Plz solve

​Q48. Show that the vectors $\overrightarrow{\mathrm{a}} ,\overrightarrow{\mathrm{b}} \mathrm{and} \overrightarrow{\mathrm{c}}$ are coplanar, if $\overrightarrow{\mathrm{a}} + \overrightarrow{\mathrm{b}} ,\overrightarrow{\mathrm{b}} +\overrightarrow{\mathrm{c}} \mathrm{and} \overrightarrow{\mathrm{c}} +\overrightarrow{\mathrm{a}}$ are coplanar. 
                          Or
  Prove that, for any three vectors ​$\overrightarrow{\mathrm{a}} ,\overrightarrow{\mathrm{b}} \mathrm{and} \overrightarrow{\mathrm{c}}$,​$\left[\overrightarrow{\mathrm{a}} + \overrightarrow{\mathrm{b}} \overrightarrow{\mathrm{b}} +\overrightarrow{\mathrm{c}} \overrightarrow{\mathrm{c}} +\overrightarrow{\mathrm{a}}\right] =2\left[\overrightarrow{\mathrm{a}} \overrightarrow{\mathrm{b}} \overrightarrow{\mathrm{c}}\right]$.
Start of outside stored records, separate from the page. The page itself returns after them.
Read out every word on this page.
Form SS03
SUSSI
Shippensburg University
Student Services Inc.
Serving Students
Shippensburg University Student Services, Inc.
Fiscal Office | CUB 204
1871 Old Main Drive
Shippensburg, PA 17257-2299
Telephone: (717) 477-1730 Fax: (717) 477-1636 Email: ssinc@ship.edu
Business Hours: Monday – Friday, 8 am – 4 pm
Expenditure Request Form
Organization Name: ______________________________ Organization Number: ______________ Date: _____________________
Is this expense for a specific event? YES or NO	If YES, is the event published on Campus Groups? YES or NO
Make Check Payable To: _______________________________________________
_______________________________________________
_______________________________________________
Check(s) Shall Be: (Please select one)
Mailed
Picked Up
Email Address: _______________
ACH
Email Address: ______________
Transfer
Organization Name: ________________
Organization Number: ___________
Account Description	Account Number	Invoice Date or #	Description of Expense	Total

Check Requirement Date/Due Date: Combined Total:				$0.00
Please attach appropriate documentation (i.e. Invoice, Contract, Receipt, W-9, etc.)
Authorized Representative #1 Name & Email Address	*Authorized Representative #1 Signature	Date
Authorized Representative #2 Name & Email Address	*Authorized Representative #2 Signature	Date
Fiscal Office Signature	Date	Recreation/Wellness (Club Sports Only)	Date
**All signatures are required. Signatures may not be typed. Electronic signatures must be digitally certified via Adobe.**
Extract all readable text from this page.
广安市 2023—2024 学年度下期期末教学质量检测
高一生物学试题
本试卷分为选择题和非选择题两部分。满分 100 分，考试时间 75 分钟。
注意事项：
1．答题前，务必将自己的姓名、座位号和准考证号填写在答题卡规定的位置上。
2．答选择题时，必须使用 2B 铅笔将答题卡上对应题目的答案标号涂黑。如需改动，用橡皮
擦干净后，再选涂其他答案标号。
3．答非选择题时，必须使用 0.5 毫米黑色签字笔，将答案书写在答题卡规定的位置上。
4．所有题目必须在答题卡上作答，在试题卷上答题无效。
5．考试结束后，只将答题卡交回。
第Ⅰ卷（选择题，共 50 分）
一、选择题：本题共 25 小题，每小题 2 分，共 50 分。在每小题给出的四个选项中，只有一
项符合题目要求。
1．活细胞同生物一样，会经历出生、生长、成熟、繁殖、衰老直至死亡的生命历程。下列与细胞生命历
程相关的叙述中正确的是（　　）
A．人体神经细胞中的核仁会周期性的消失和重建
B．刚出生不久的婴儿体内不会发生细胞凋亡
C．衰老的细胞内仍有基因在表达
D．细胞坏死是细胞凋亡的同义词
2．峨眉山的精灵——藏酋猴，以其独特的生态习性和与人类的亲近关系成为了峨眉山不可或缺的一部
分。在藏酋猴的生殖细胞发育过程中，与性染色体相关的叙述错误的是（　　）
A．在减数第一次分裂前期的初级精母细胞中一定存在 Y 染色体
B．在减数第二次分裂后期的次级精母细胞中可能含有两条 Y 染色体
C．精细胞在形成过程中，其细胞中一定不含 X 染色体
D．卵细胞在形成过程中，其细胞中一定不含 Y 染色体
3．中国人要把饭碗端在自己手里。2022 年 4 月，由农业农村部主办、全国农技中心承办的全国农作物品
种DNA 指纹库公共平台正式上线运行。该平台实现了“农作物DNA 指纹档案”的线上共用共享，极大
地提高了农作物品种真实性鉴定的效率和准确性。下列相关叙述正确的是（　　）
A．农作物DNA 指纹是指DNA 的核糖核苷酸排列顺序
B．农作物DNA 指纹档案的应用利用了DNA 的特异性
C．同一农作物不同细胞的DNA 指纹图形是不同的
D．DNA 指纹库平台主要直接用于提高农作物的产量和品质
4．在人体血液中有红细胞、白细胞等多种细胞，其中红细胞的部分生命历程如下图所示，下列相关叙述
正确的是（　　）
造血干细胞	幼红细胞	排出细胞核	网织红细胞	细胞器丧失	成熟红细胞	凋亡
For the 48 th question, both the first and OR question are related to each other. 
1. You have to add the first statement [a b c] = 0. then proceed as told. To prove this we write box product of all the vectors to be proven coplanar i.e. [(a+b) (b+c) (c+a)]. open this completely and write 0 whenever [a b c]  or box product with 2 same vectors appear. final answer is 0. therefore (a+b), (b+c), (c+a) is coplanar.

2. start by ​ [(a+b) (b+c) (c+a)]. open it but only substitute 0 for box product with 2 same vectors. your final result would be 2[a b c].